The new Naples metro station was designed by Anish Kapoor First stop on line 7, which departs from the Monte Sant'Angelo university campus

After more than two decades of waiting, interruptions, and restarts, tomorrow, September 11, the new Monte Sant’Angelo station will finally open, designed by Anish Kapoor together with the London-based studio AL_A led by Amanda Levete. It is the first stop of Line 7 of the Naples metro, an infrastructure aimed at connecting the Cumana with the Campi Flegrei and, in this initial step, allowing students to reach the Federico II university campus directly from the Circumflegrea.

The Line 7 project dates back to 2002, but the works on the so-called “Monte Sant’Angelo link” began in 2008, only to be interrupted three years later due to a lengthy legal dispute. It was not until 2016 that the construction site resumed, bringing with it Kapoor’s first monumental installation, “La bocca”, a corten steel sculpture that, according to the artist, evokes both the form of the body and a symbolic gateway to the unknown.

Anish Kapoor’s work in Naples

As reported by Dezeen, Kapoor conceived the entrances as “sculptures you enter”, elements that seem to emerge from the ground and dialogue with the geology of the city of Vesuvius and with the Dantean imagery of the entrance to the Inferno. One of the entrances, in corten steel, was designed as a funnel leading underground; the other, in smooth aluminum, is embedded in the ground and recalls a void in the urban landscape of the Traiano district. Both connect to pre-existing tunnels, deliberately left rough and unfinished, to emphasize the relationship between matter, body, and myth.

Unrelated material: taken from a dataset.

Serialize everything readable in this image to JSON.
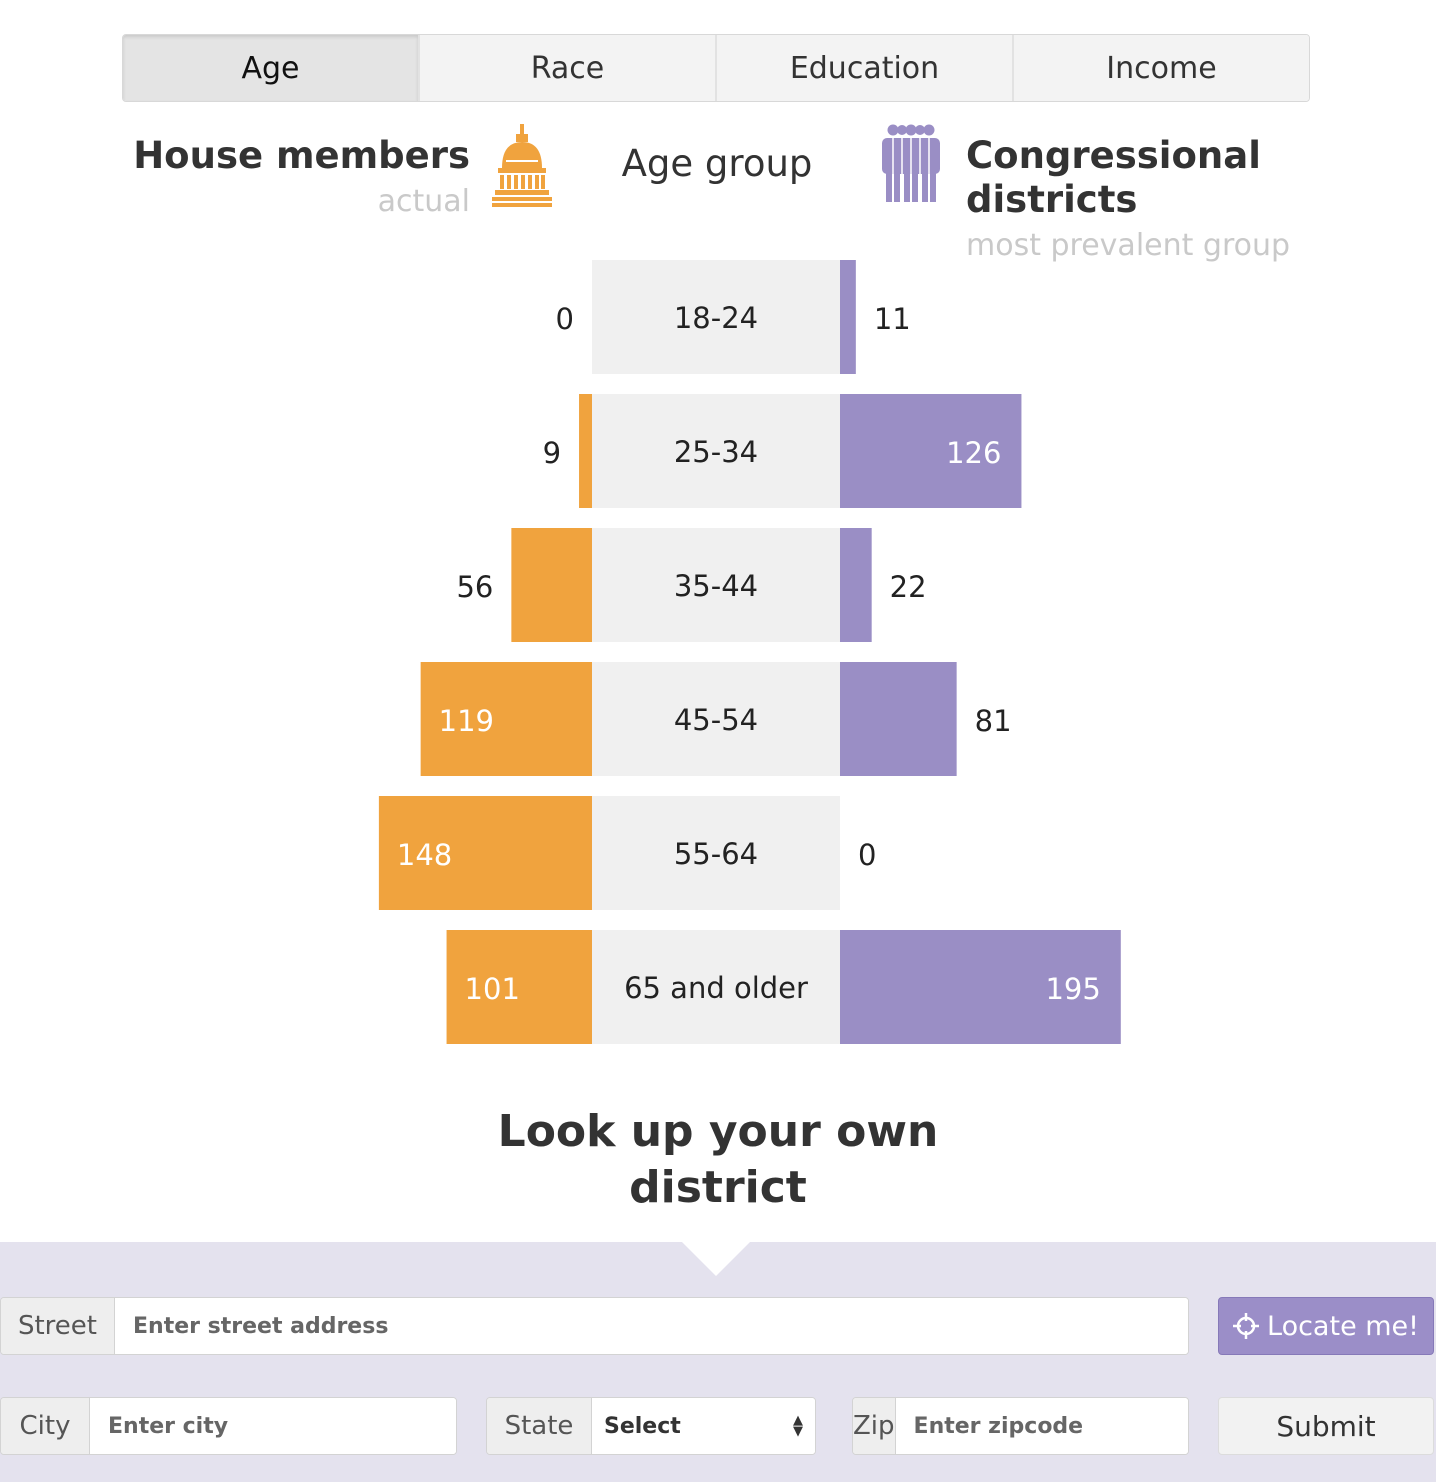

In Kapoor’s work, as highlighted by Lisson Gallery, three recurring strands of his research converge: the mythological object, the body, and the void. Themes that here take on an urban and everyday dimension, transforming the entrance to a subway into a radical artistic gesture. It is no coincidence that the artist himself stated: “These are not architectures. It is art that plays with the scale of architecture, but remains useless, and precisely in this it finds its meaning.”

A new Naples

The new Monte Sant’Angelo station was not born in a vacuum but is part of a twenty-year-long journey that has transformed Naples’ metro system into an open-air, or rather underground, museum. The so-called “art stations”, launched between the late 1990s and early 2000s, have brought into the city’s underground over two hundred works by more than ninety international artists and local architects, combining different languages in a project that has received worldwide recognition (the Toledo station is now considered a tourist destination in its own right).

Kapoor now joins a constellation that includes international names such as Óscar Tusquets, Karim Rashid, and Gae Aulenti, consolidating the idea that public transport in Naples can be both infrastructure and cultural space, a non-place. It is increasingly evident that the administration, from Mayor Manfredi to the Region, is trying to push the city upward, without betraying its horizontal essence. The 2500th anniversary of Naples seems to be acting as a catalyst for new milestones, from the vision of an Italian Silicon Valley to the arrival of the 2027 America’s Cup. At this point, the question is inevitable: what more can be expected from the city of Partenope?